Financial Times Reported before Regarding the SEC’s investigation of Momentus.
The US Securities and Exchange Commission accused Kokorich and Momentus of telling investors that they had “successfully tested” the company’s space technology, when in fact the only test “failed to achieve its main mission objectives or prove the commercial viability of the technology.”
The agency also accused both parties of misrepresenting the risks of national security issues to the company’s business, and Stable Road repeated misleading statements in public documents and “failed to perform its due diligence obligations on investors.”
SEC officials emphasized the risk of Spacs failing to conduct adequate due diligence on its objectives, especially when the sponsor does not have time to conclude the transaction within the two-year period.
“One party’s lie does not exempt the other party from the responsibility of due diligence,” an official said.
The transaction between Momentus and Stable Road, where modified Just last month, despite the charges, it can still continue. The two companies have agreed to provide investors in private equity investments (known as Pipes) with termination rights, allowing them to redeem their investments if they wish.

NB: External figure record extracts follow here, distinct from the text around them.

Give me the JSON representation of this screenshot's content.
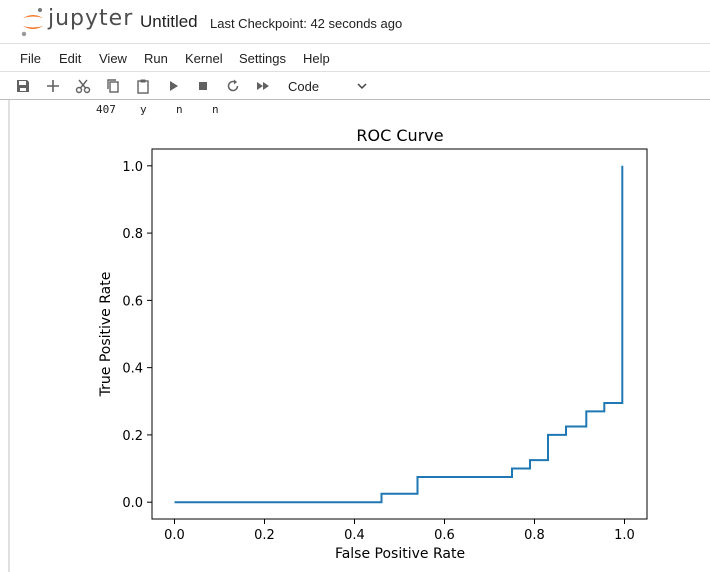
{
  "header": {
    "logo_text": "jupyter",
    "notebook_title": "Untitled",
    "checkpoint": "Last Checkpoint: 42 seconds ago"
  },
  "menu": [
    "File",
    "Edit",
    "View",
    "Run",
    "Kernel",
    "Settings",
    "Help"
  ],
  "toolbar": {
    "icons": [
      "save-icon",
      "add-icon",
      "cut-icon",
      "copy-icon",
      "paste-icon",
      "run-icon",
      "stop-icon",
      "restart-icon",
      "fast-forward-icon"
    ],
    "cell_type": "Code"
  },
  "output": {
    "line": [
      "407",
      "y",
      "n",
      "n"
    ]
  },
  "chart_data": {
    "type": "line",
    "title": "ROC Curve",
    "xlabel": "False Positive Rate",
    "ylabel": "True Positive Rate",
    "xlim": [
      -0.05,
      1.05
    ],
    "ylim": [
      -0.05,
      1.05
    ],
    "xticks": [
      "0.0",
      "0.2",
      "0.4",
      "0.6",
      "0.8",
      "1.0"
    ],
    "yticks": [
      "0.0",
      "0.2",
      "0.4",
      "0.6",
      "0.8",
      "1.0"
    ],
    "grid": false,
    "line_color": "#1f77b4",
    "series": [
      {
        "x": [
          0.0,
          0.46,
          0.46,
          0.54,
          0.54,
          0.75,
          0.75,
          0.79,
          0.79,
          0.83,
          0.83,
          0.87,
          0.87,
          0.915,
          0.915,
          0.955,
          0.955,
          0.995,
          0.995
        ],
        "y": [
          0.0,
          0.0,
          0.025,
          0.025,
          0.075,
          0.075,
          0.1,
          0.1,
          0.125,
          0.125,
          0.2,
          0.2,
          0.225,
          0.225,
          0.27,
          0.27,
          0.295,
          0.295,
          1.0
        ]
      }
    ]
  }
}
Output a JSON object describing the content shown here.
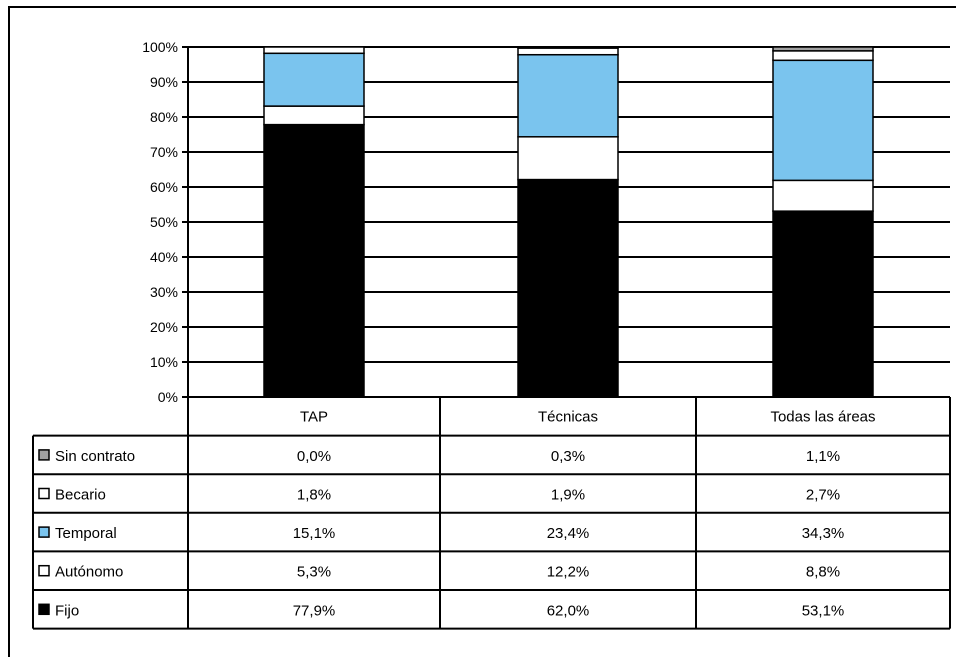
{
  "chart_data": {
    "type": "bar",
    "stacked": true,
    "normalized": true,
    "categories": [
      "TAP",
      "Técnicas",
      "Todas las áreas"
    ],
    "ylim": [
      0,
      100
    ],
    "yticks": [
      "0%",
      "10%",
      "20%",
      "30%",
      "40%",
      "50%",
      "60%",
      "70%",
      "80%",
      "90%",
      "100%"
    ],
    "grid": true,
    "series": [
      {
        "name": "Sin contrato",
        "color": "#a0a0a0",
        "values": [
          0.0,
          0.3,
          1.1
        ],
        "labels": [
          "0,0%",
          "0,3%",
          "1,1%"
        ]
      },
      {
        "name": "Becario",
        "color": "#ffffff",
        "values": [
          1.8,
          1.9,
          2.7
        ],
        "labels": [
          "1,8%",
          "1,9%",
          "2,7%"
        ]
      },
      {
        "name": "Temporal",
        "color": "#7ac4ee",
        "values": [
          15.1,
          23.4,
          34.3
        ],
        "labels": [
          "15,1%",
          "23,4%",
          "34,3%"
        ]
      },
      {
        "name": "Autónomo",
        "color": "#ffffff",
        "values": [
          5.3,
          12.2,
          8.8
        ],
        "labels": [
          "5,3%",
          "12,2%",
          "8,8%"
        ]
      },
      {
        "name": "Fijo",
        "color": "#000000",
        "values": [
          77.9,
          62.0,
          53.1
        ],
        "labels": [
          "77,9%",
          "62,0%",
          "53,1%"
        ]
      }
    ]
  }
}
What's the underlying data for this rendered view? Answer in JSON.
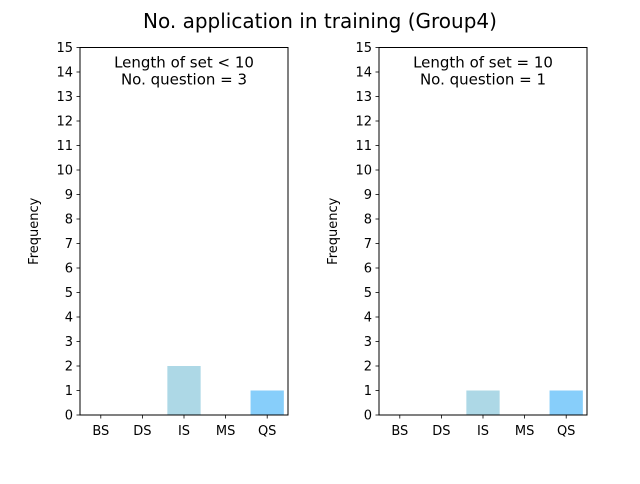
{
  "figure": {
    "title": "No. application in training (Group4)"
  },
  "chart_data": [
    {
      "type": "bar",
      "annotation_lines": [
        "Length of set < 10",
        "No. question = 3"
      ],
      "ylabel": "Frequency",
      "xlabel": "",
      "categories": [
        "BS",
        "DS",
        "IS",
        "MS",
        "QS"
      ],
      "values": [
        0,
        0,
        2,
        0,
        1
      ],
      "bar_colors": [
        "#add8e6",
        "#add8e6",
        "#add8e6",
        "#87cefa",
        "#87cefa"
      ],
      "ylim": [
        0,
        15
      ],
      "yticks": [
        0,
        1,
        2,
        3,
        4,
        5,
        6,
        7,
        8,
        9,
        10,
        11,
        12,
        13,
        14,
        15
      ],
      "grid": false,
      "legend": "none"
    },
    {
      "type": "bar",
      "annotation_lines": [
        "Length of set = 10",
        "No. question = 1"
      ],
      "ylabel": "Frequency",
      "xlabel": "",
      "categories": [
        "BS",
        "DS",
        "IS",
        "MS",
        "QS"
      ],
      "values": [
        0,
        0,
        1,
        0,
        1
      ],
      "bar_colors": [
        "#add8e6",
        "#add8e6",
        "#add8e6",
        "#87cefa",
        "#87cefa"
      ],
      "ylim": [
        0,
        15
      ],
      "yticks": [
        0,
        1,
        2,
        3,
        4,
        5,
        6,
        7,
        8,
        9,
        10,
        11,
        12,
        13,
        14,
        15
      ],
      "grid": false,
      "legend": "none"
    }
  ]
}
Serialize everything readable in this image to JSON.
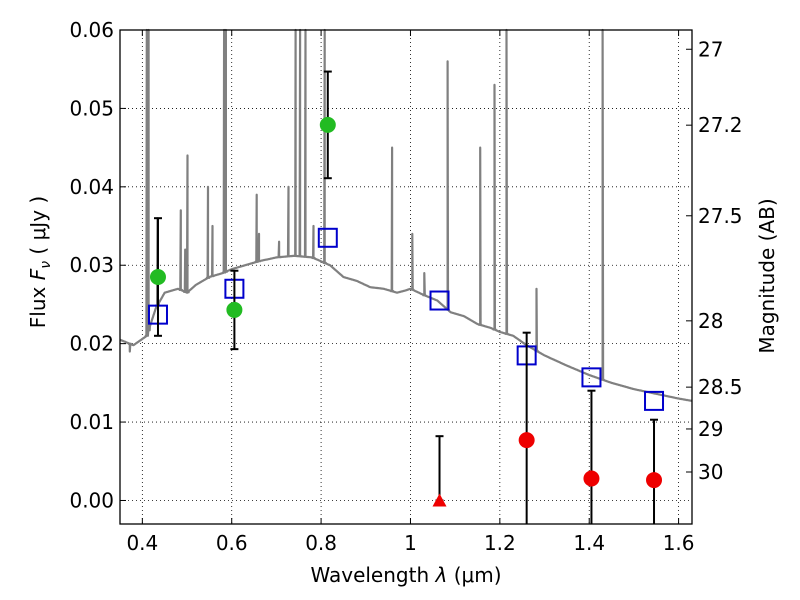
{
  "chart_data": {
    "type": "scatter",
    "xlabel_text": "Wavelength",
    "xlabel_symbol": "λ",
    "xlabel_unit": "(μm)",
    "ylabel_text": "Flux",
    "ylabel_symbol": "F",
    "ylabel_subscript": "ν",
    "ylabel_unit": "( μJy )",
    "y2label": "Magnitude (AB)",
    "xlim": [
      0.35,
      1.63
    ],
    "ylim": [
      -0.003,
      0.06
    ],
    "grid": true,
    "x_ticks": [
      0.4,
      0.6,
      0.8,
      1.0,
      1.2,
      1.4,
      1.6
    ],
    "x_tick_labels": [
      "0.4",
      "0.6",
      "0.8",
      "1",
      "1.2",
      "1.4",
      "1.6"
    ],
    "y_ticks": [
      0.0,
      0.01,
      0.02,
      0.03,
      0.04,
      0.05,
      0.06
    ],
    "y_tick_labels": [
      "0.00",
      "0.01",
      "0.02",
      "0.03",
      "0.04",
      "0.05",
      "0.06"
    ],
    "y2_ticks": [
      27,
      27.2,
      27.5,
      28,
      28.5,
      29,
      30
    ],
    "y2_tick_labels": [
      "27",
      "27.2",
      "27.5",
      "28",
      "28.5",
      "29",
      "30"
    ],
    "model_spectrum": {
      "color": "#808080",
      "continuum": [
        [
          0.35,
          0.0205
        ],
        [
          0.38,
          0.0198
        ],
        [
          0.41,
          0.021
        ],
        [
          0.43,
          0.0245
        ],
        [
          0.45,
          0.0265
        ],
        [
          0.48,
          0.027
        ],
        [
          0.5,
          0.0265
        ],
        [
          0.52,
          0.0275
        ],
        [
          0.55,
          0.0285
        ],
        [
          0.58,
          0.029
        ],
        [
          0.6,
          0.0295
        ],
        [
          0.63,
          0.03
        ],
        [
          0.66,
          0.0305
        ],
        [
          0.7,
          0.031
        ],
        [
          0.74,
          0.0312
        ],
        [
          0.78,
          0.031
        ],
        [
          0.8,
          0.0305
        ],
        [
          0.82,
          0.03
        ],
        [
          0.85,
          0.0285
        ],
        [
          0.88,
          0.028
        ],
        [
          0.91,
          0.0272
        ],
        [
          0.94,
          0.027
        ],
        [
          0.97,
          0.0265
        ],
        [
          0.99,
          0.0268
        ],
        [
          1.0,
          0.027
        ],
        [
          1.03,
          0.0262
        ],
        [
          1.06,
          0.0255
        ],
        [
          1.09,
          0.024
        ],
        [
          1.12,
          0.0235
        ],
        [
          1.15,
          0.0225
        ],
        [
          1.18,
          0.022
        ],
        [
          1.2,
          0.0215
        ],
        [
          1.23,
          0.021
        ],
        [
          1.26,
          0.0198
        ],
        [
          1.3,
          0.0185
        ],
        [
          1.35,
          0.0172
        ],
        [
          1.4,
          0.016
        ],
        [
          1.45,
          0.015
        ],
        [
          1.5,
          0.0142
        ],
        [
          1.55,
          0.0136
        ],
        [
          1.6,
          0.013
        ],
        [
          1.63,
          0.0127
        ]
      ],
      "lines": [
        [
          0.372,
          0.019
        ],
        [
          0.41,
          0.06
        ],
        [
          0.414,
          0.06
        ],
        [
          0.434,
          0.036
        ],
        [
          0.486,
          0.037
        ],
        [
          0.496,
          0.032
        ],
        [
          0.501,
          0.044
        ],
        [
          0.547,
          0.04
        ],
        [
          0.557,
          0.035
        ],
        [
          0.583,
          0.063
        ],
        [
          0.587,
          0.063
        ],
        [
          0.656,
          0.039
        ],
        [
          0.661,
          0.034
        ],
        [
          0.706,
          0.033
        ],
        [
          0.727,
          0.04
        ],
        [
          0.743,
          0.062
        ],
        [
          0.753,
          0.062
        ],
        [
          0.765,
          0.062
        ],
        [
          0.783,
          0.035
        ],
        [
          0.808,
          0.062
        ],
        [
          0.959,
          0.045
        ],
        [
          1.004,
          0.034
        ],
        [
          1.031,
          0.029
        ],
        [
          1.083,
          0.056
        ],
        [
          1.156,
          0.045
        ],
        [
          1.188,
          0.053
        ],
        [
          1.215,
          0.062
        ],
        [
          1.282,
          0.027
        ],
        [
          1.43,
          0.06
        ]
      ]
    },
    "series": [
      {
        "marker": "open-square",
        "color": "#0000cc",
        "x": [
          0.435,
          0.606,
          0.815,
          1.065,
          1.26,
          1.405,
          1.545
        ],
        "y": [
          0.0237,
          0.027,
          0.0335,
          0.0255,
          0.0185,
          0.0157,
          0.0127
        ]
      },
      {
        "marker": "circle",
        "color": "#22bb22",
        "x": [
          0.435,
          0.606,
          0.815
        ],
        "y": [
          0.0285,
          0.0243,
          0.0479
        ],
        "yerr": [
          [
            0.0075,
            0.0075
          ],
          [
            0.005,
            0.005
          ],
          [
            0.0068,
            0.0068
          ]
        ]
      },
      {
        "marker": "circle",
        "color": "#ee0000",
        "x": [
          1.26,
          1.405,
          1.545
        ],
        "y": [
          0.0077,
          0.0028,
          0.0026
        ],
        "yerr": [
          [
            0.0137,
            0.0137
          ],
          [
            0.0112,
            0.0112
          ],
          [
            0.0077,
            0.0077
          ]
        ]
      },
      {
        "marker": "triangle",
        "color": "#ee0000",
        "x": [
          1.065
        ],
        "y": [
          0.0
        ],
        "yerr": [
          [
            0.0,
            0.0082
          ]
        ]
      }
    ]
  }
}
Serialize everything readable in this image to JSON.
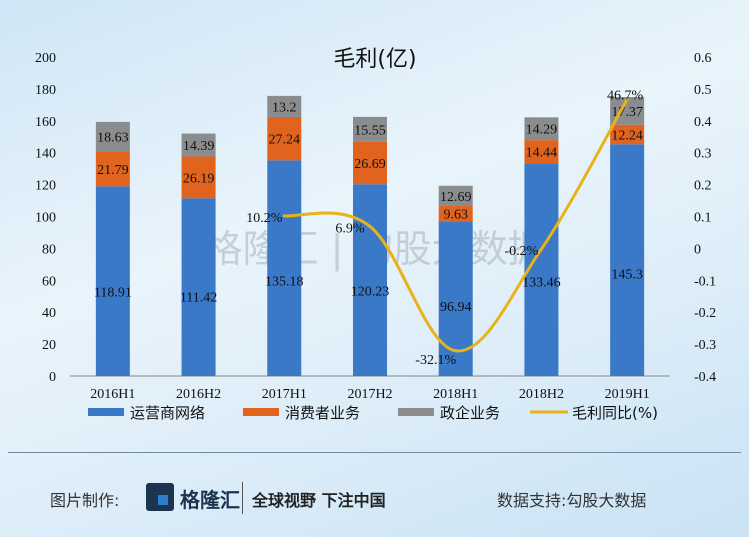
{
  "chart_data": {
    "type": "bar",
    "stacked": true,
    "title": "毛利(亿)",
    "categories": [
      "2016H1",
      "2016H2",
      "2017H1",
      "2017H2",
      "2018H1",
      "2018H2",
      "2019H1"
    ],
    "series": [
      {
        "name": "运营商网络",
        "color": "#3a78c8",
        "values": [
          118.91,
          111.42,
          135.18,
          120.23,
          96.94,
          133.46,
          145.3
        ],
        "labels": [
          "118.91",
          "111.42",
          "135.18",
          "120.23",
          "96.94",
          "133.46",
          "145.3"
        ]
      },
      {
        "name": "消费者业务",
        "color": "#e0641e",
        "values": [
          21.79,
          26.19,
          27.24,
          26.69,
          9.63,
          14.44,
          12.24
        ],
        "labels": [
          "21.79",
          "26.19",
          "27.24",
          "26.69",
          "9.63",
          "14.44",
          "12.24"
        ]
      },
      {
        "name": "政企业务",
        "color": "#8a8c8e",
        "values": [
          18.63,
          14.39,
          13.2,
          15.55,
          12.69,
          14.29,
          17.37
        ],
        "labels": [
          "18.63",
          "14.39",
          "13.2",
          "15.55",
          "12.69",
          "14.29",
          "17.37"
        ]
      }
    ],
    "line": {
      "name": "毛利同比(%)",
      "color": "#e8b21a",
      "axis": "right",
      "values": [
        null,
        null,
        0.102,
        0.069,
        -0.321,
        -0.002,
        0.467
      ],
      "labels": [
        "",
        "",
        "10.2%",
        "6.9%",
        "-32.1%",
        "-0.2%",
        "46.7%"
      ]
    },
    "ylim": [
      0,
      200
    ],
    "yticks": [
      "0",
      "20",
      "40",
      "60",
      "80",
      "100",
      "120",
      "140",
      "160",
      "180",
      "200"
    ],
    "y2lim": [
      -0.4,
      0.6
    ],
    "y2ticks": [
      "-0.4",
      "-0.3",
      "-0.2",
      "-0.1",
      "0",
      "0.1",
      "0.2",
      "0.3",
      "0.4",
      "0.5",
      "0.6"
    ],
    "legend": "bottom",
    "grid": false
  },
  "watermark": "格隆汇 | 勾股大数据",
  "footer": {
    "made_by": "图片制作:",
    "logo_text": "格隆汇",
    "slogan": "全球视野 下注中国",
    "data_support": "数据支持:勾股大数据"
  }
}
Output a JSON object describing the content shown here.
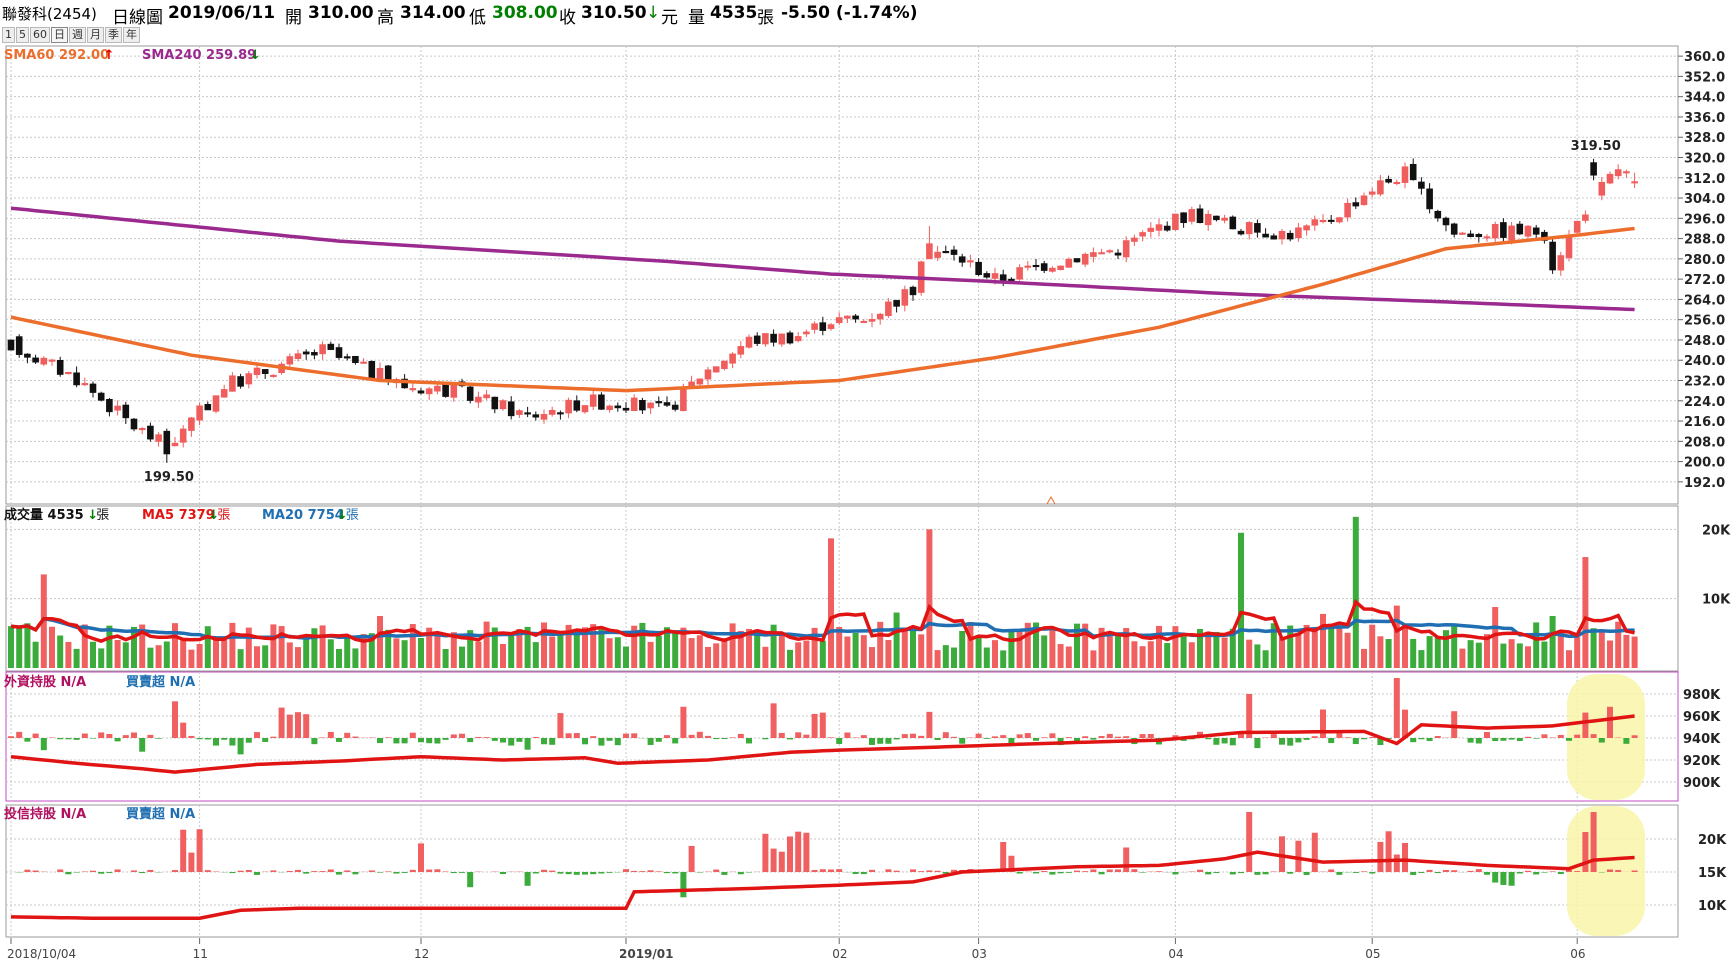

At the same time, Spac investors will have the opportunity to understand what Pipe investors choose to do before voting on the transaction, and the promoter has agreed to confiscate 250,000 shares of the founder’s stock.
Momentus stated: “Momentus and the Securities and Exchange Commission have reached an agreement on a settlement. We are happy to conclude this chapter and move on.”
Kokoric declined to comment. Stable Road and Kabot did not immediately respond to requests for comment.